At Down To Earth, our job, from Day One, is to “make ourselves obsolete.” That is, people come to us for help and it is our duty to define the problems and teach families how to solve the problems so they don’t need us anymore.
In our work with teenagers, we usually find that parents and teens have trouble talking to each other. The teen usually has lots of things they really want to talk to the parents about, but maybe when they’ve started those discussions in the past, the parents gave some advice or some direction without really listening to the teen and therefore, the teen shut up and quit trying to talk to the parent. Or, maybe the teen has some really scary stuff going on and they want very much to discuss it with their parents, but they are convinced that their parents will absolutely flip out and ground them for the rest of their lives, so they suffer quietly.
Some therapists choose to take on the role of parent and talk with their teen clients about the issues that trouble them and help them work out their difficulties in a confidential and private setting. Perhaps the therapist will help that teen work out that specific problem, but when the next problem comes up, the teen will have to run back to therapy to work the next problem out with the therapist.
We don’t take that approach because we don’t feel we need to BE the teen’s parent when they already HAVE parents that love them and want very badly to help them. Further, when a teen is “in therapy” and no one else in the family is participating, they do tend to feel like something is wrong with them and everyone else in the family is fine. They sometimes feel like they are being “blamed” for the whole problem and they sometimes resent that they’re the only one that has to “work” to fix it. That can make them angry and unwilling to participate.
Imagine how angry you might be if you and your spouse were fighting and your spouse said YOU better go to therapy.
Instead, we work on teaching both teens and parents how they can talk with each other and take us out of the picture. We don’t violate the confidentiality.

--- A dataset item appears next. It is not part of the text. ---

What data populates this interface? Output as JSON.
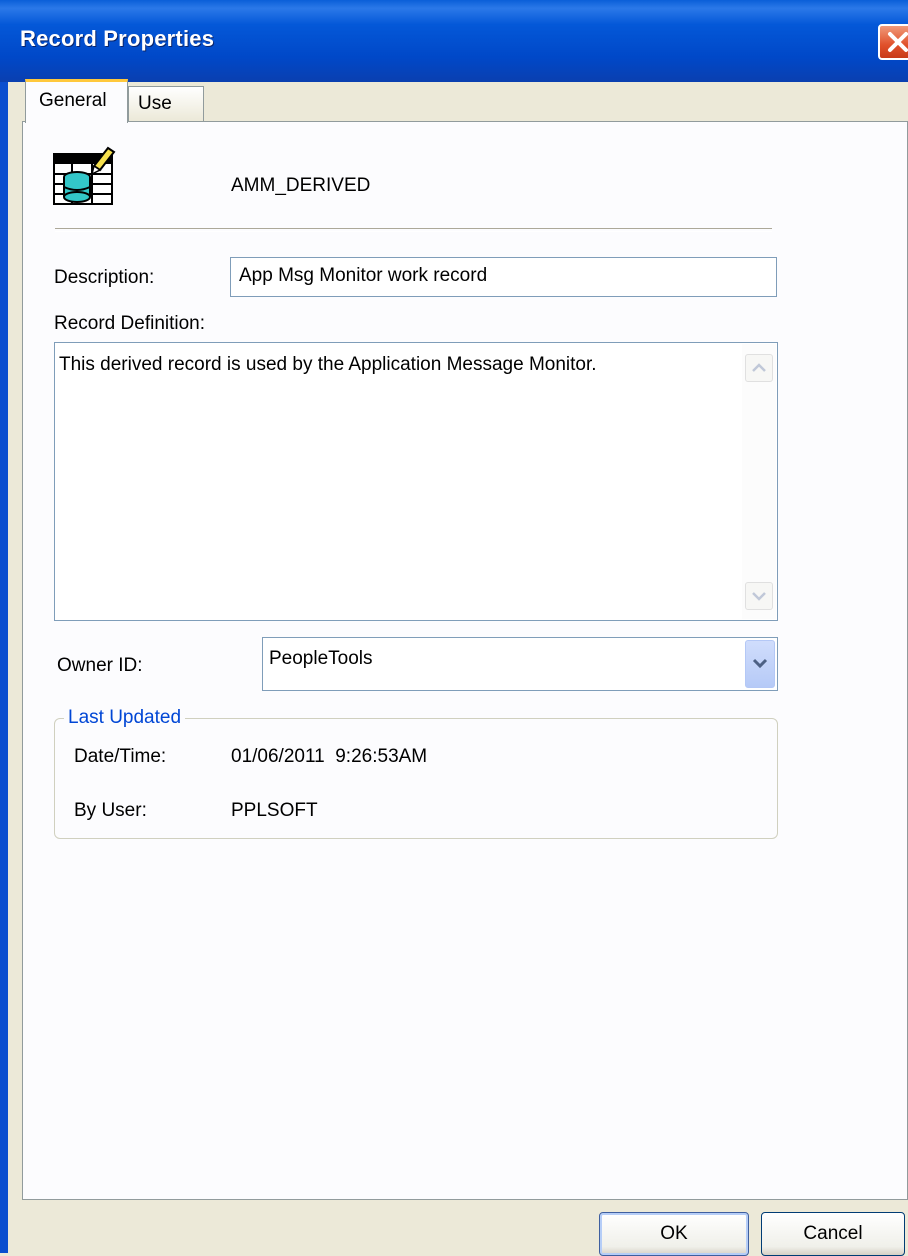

We don’t tell the parents what the teen is saying, we prepare both the teen and the parents to have the teen say it to the parents directly.
We spend some time with the parents telling them that their kid has something they want to discuss and it’s going to scare the crap out of them and we work with the parents until we feel like they’re going to be able to hear the scary thing and not flip out.
Then we work with the teen to prepare them to say the scary thing to the parents. Then we’re right there with them when they do it and we guide the discussion if it’s starting to go astray. After parents and teens have done that with our help 3-4 times, they start to forget that we’re even in the room and they begin discussing all kinds of things that they’ve really wanted to talk to each other about. Bingo, our job is done.
So, parents cannot “put their kids in therapy” at Down To Earth because, no offense, we don’t want to be a part of your life forever. When any one family member becomes a client, that’s it, no one in the family is exempt, they’re all “in therapy” whether they meant to be or not.